Instruction for Authors
Authors are required to write their first name, middle initial(s), followed by the surname, institutional affiliations to identify the authors. In case of multiple authors, use * after the corresponding author. If the authors come from more than one affiliation, superscript numbers should be used to indicate the respective affiliation. Each author should indicate designation, institute, city, country, and email address.
All submissions will be reviewed by a distinguished Editorial Board.

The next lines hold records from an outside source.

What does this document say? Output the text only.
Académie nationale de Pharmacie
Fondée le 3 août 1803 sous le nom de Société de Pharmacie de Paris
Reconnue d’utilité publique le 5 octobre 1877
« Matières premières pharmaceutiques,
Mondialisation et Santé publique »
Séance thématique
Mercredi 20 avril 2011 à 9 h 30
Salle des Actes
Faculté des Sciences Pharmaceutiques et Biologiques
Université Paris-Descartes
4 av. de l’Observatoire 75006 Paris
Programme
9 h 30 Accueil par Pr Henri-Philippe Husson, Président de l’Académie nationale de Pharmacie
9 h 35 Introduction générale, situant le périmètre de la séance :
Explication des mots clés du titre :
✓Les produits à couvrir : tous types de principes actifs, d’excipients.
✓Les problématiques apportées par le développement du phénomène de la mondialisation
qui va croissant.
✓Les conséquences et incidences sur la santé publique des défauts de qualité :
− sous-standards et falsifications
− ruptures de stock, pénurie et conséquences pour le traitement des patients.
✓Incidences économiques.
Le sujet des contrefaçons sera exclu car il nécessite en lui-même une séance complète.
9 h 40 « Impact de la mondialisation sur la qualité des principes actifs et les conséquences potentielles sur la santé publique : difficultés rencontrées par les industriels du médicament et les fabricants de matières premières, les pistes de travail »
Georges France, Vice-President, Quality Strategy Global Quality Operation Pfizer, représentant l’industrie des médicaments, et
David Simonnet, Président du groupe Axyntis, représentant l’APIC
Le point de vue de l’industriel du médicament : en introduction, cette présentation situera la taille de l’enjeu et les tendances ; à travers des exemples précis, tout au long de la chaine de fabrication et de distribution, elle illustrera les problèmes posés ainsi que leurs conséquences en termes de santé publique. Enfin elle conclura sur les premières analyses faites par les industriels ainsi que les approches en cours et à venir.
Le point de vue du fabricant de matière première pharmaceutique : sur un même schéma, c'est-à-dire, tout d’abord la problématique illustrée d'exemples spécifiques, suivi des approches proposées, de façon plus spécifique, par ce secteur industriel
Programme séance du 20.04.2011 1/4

Authors of selected submissions will be communicated by the symposium’s organizing committee for further cooperation regarding presentation and publication.
|Extended Abstract for papers submission closes.||05 May, 2015|
|Abstract of poster submission closes||05 May, 2015|
|Abstract submission closes||05 May, 2015|
|Registration for selected presenters||15 May-20 May, 2015|
|Registration for selected paper and poster authors||15 May-20 May, 2015|
The prospective authors are requested to send the abstract/paper/poster abstract to firstname.lastname@example.org in accordance with the deadlines. For more information visit www.saveoursea.social/mcbes15
If necessary please feel free to contact us;
Dr. Kazi Ahsan Habib
Member Secretary, Program Committee, 1st MCBES
Sample of the format of a submitted abstract
MARINE BIODIVERSITY IN THE AUSTRALIAN REGION
Alan J. Butler1,2*, Tony Rees2, Pam Beesley3, Nicholas J. Bax1
1Commonwealth Scientific and Industrial Research Organisation of Australia (CSIRO) Wealth from Oceans National Research Flagship, Hobart, Tasmania, Australia, 2CSIRO Marine and Atmospheric Research, Hobart, Tasmania, Australia, 3Australian Biological Resources Study, Canberra, Australian Capital Territory, Australia. Email: email@example.com
The entire Australian marine jurisdictional area, including offshore and sub-Antarctic islands, is considered in this paper. Most records, however, come from the Exclusive Economic Zone (EEZ) around the continent of Australia itself. The counts of species have been obtained from four primary databases (the Australian Faunal Directory, Codes for Australian Aquatic Biota, Online Zoological Collections of Australian Museums, and the Australian node of the Ocean Biogeographic Information System), but even these are an underestimate of described species. In addition, some partially completed databases for particular taxonomic groups, and specialized databases (for introduced and threatened species) have been used. Experts also provided estimates of the number of known species not yet in the major databases. For only some groups could we obtain an (expert opinion) estimate of undiscovered species. The databases provide patchy information about endemism, levels of threat, and introductions. We conclude that there are about 33,000 marine species (mainly animals) in the major databases, of which 130 are introduced, 58 listed as threatened and an unknown percentage endemic. An estimated 17,000 more named species are either known from the Australian EEZ but not in the present databases, or potentially occur there. It is crudely estimated that there may be as many as 250,000 species (known and yet to be discovered) in the Australian EEZ. For 17 higher taxa, there is sufficient detail for subdivision by Large Marine Domains, for comparison with other National and Regional Implementation Committees of the Census of Marine Life. Taxonomic expertise in Australia is unevenly distributed across taxa, and declining. Comments are given briefly on biodiversity management measures in Australia, including but not limited to marine protected areas.